Des coups sur sa femme enceinte de 8 mois

Violences conjugales : Kévin S. condamné à 6 mois de prison ferme

  • Publié le 9 juillet 2025 à 18:30
  • Actualisé le 9 juillet 2025 à 18:43
tribunal de saint-denis

Kévin S., 22 ans, a été condamné par le tribunal correctionnel de Saint-Denis, ce mercredi 9 juillet 2025, à 18 mois de prison dont 12 avec sursis probatoire et un maintien en détention pour des violences répétées sur sa compagne enceinte. Malgré des faits, étalés sur plus d’un an, le mis en cause a du mal à se remettre en question (Photo d'illustration rb/www.imazpress.com)

Jugé en comparution immédiate ce mercredi 9 juillet 2025 à Saint-Denis, Kévin S., 22 ans, a été condamné à 18 mois de prison dont 12 avec sursis probatoire, pour des violences répétées sur sa compagne, enceinte au moment d'une partie des faits. Le tribunal a ordonné son maintien en détention pour la partie ferme de la peine.

Pas moins de quatre dossiers ont été joints pour cette audience correctionnelle. Les faits les plus récents remontent au 6 juillet 2025 : la victime, enceinte de huit mois, est frappée en pleine rue. Elle reçoit des coups de pied dans le ventre, des coups de poing au visage, sa tête est projetée contre une portière, et son téléphone est arraché puis lancé dans l'habitacle du véhicule.

À ce moment là, Kevin S. est déjà convoqué devant le tribunal correctionnel pour de précédents épisodes de violences qui s’échelonnent de juillet 2024 à mai 2025 : coups de poing, tirage de cheveux, menaces de mort, multiples hématomes et interventions répétées des forces de l’ordre.

Le prévenu était également sous contrôle judiciaire et soumis à une interdiction de contact avec la victime, après une précédente audience en mai. Une obligation qu'il n'a pas respectée allant même jusqu'à pointer au commissariat de Malartic avec sa compagne qui l'attendait dans leur véhicule. En racontant ce détail à la barre, le jeune homme espère se dédouaner un peu de tout ce qui lui est reproché et qui fait froid dans le dos.

- Déni persistant face aux preuves médicales -

À la barre, Kévin S., ne refuse pas de s'expliquer sur chacun des coups mais minimise les faits et accuse sa compagne d’être "violente et jalouse". Il affirme même "qu’elle aurait pu se blesser seule", qu’il ne fait que se défendre et que ses consommations d’alcool sont liées à la relation toxique qu'ils entretiennent. Il reconnaît des disputes, mais nie de nombreux coups pourtant attestés par les médecins.

Selon ses dires, ce serait à chaque fois le même scénario : une dispute puis, "elle tente de s'emparer de mes papiers d'identité et de les détruire. Je suis obligé de me défendre" argumente le prévenu.
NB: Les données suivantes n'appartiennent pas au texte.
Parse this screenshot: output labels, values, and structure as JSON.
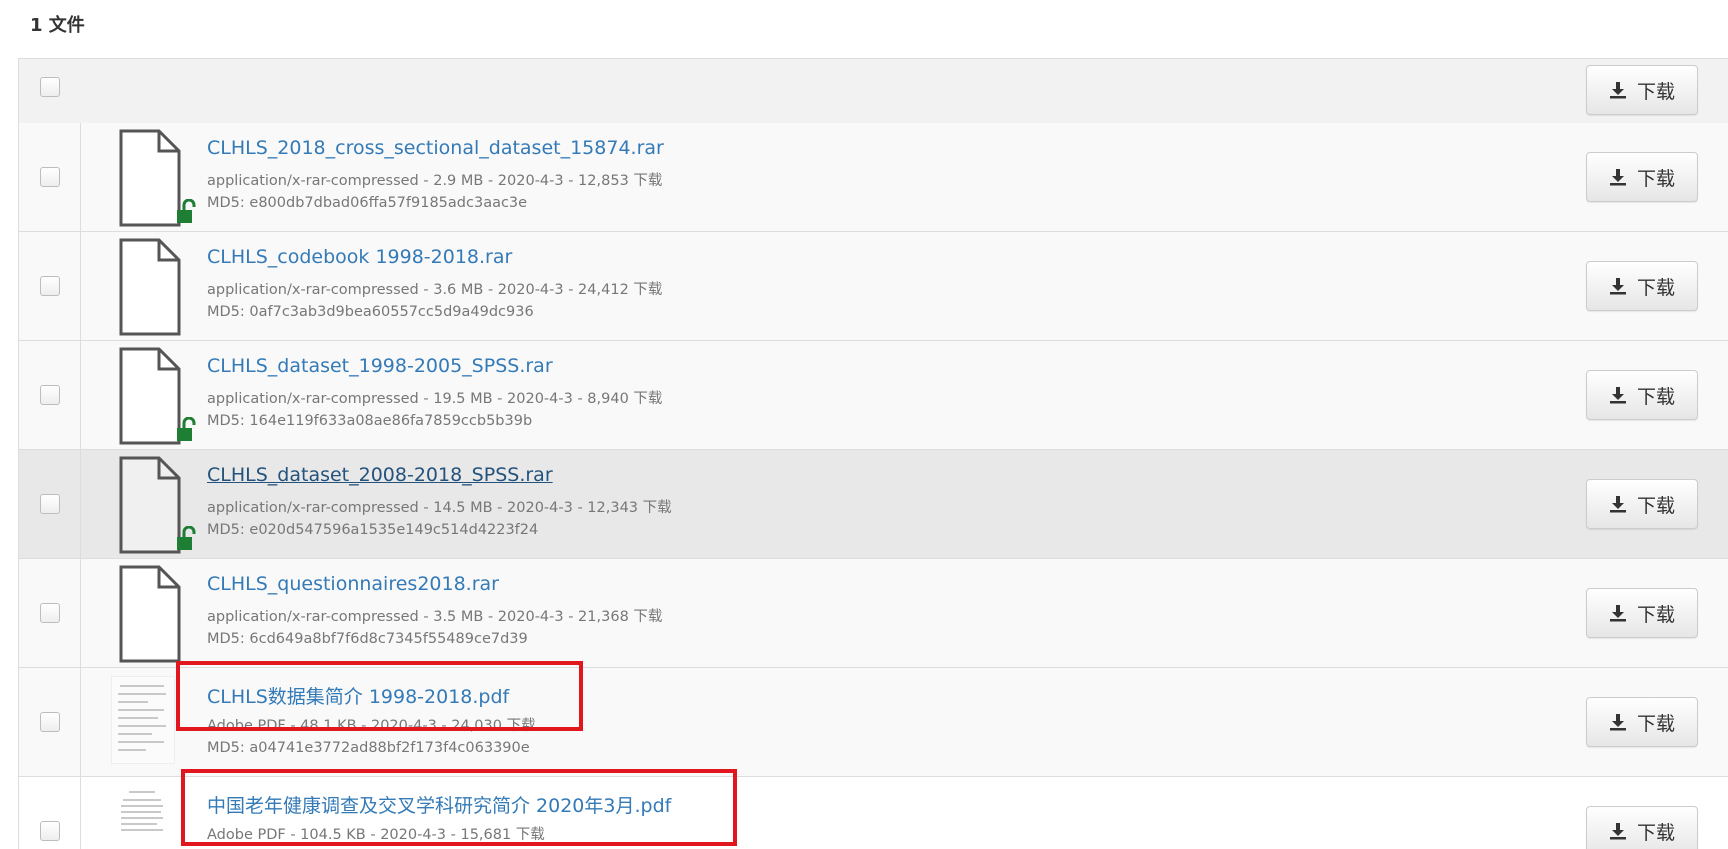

L’avocate de la victime, Me Guillaume Motos, souligne l’absence de remise en question de l'intéressé et demande 1 000 euros de dommages et intérêts, obtenus par la partie civile. La robe noire indique respecter la volonté de sa cliente qui ne souhaite pas que le père de ses deux enfants, dont un placé, soit sanctionné par une somme importante d'argent à payer.

Le parquet, évoquant l’alcool, la répétition des faits, l’absence de domicile et donc de garantie de représentation du vingtenaire et la violation du contrôle judiciaire, avait requis deux ans de prison dont un an ferme. La peine prononcée par le tribunal a été plus clémente.

Kevin S. dort cependant à Domenjd ce mercredi soir avec l'obligation de se soigner, l'interdiction de paraitre au domicile de la victime et d'entrer en contact avec elle. Il devra suivre un stage de sensibilisation aux violences conjugales.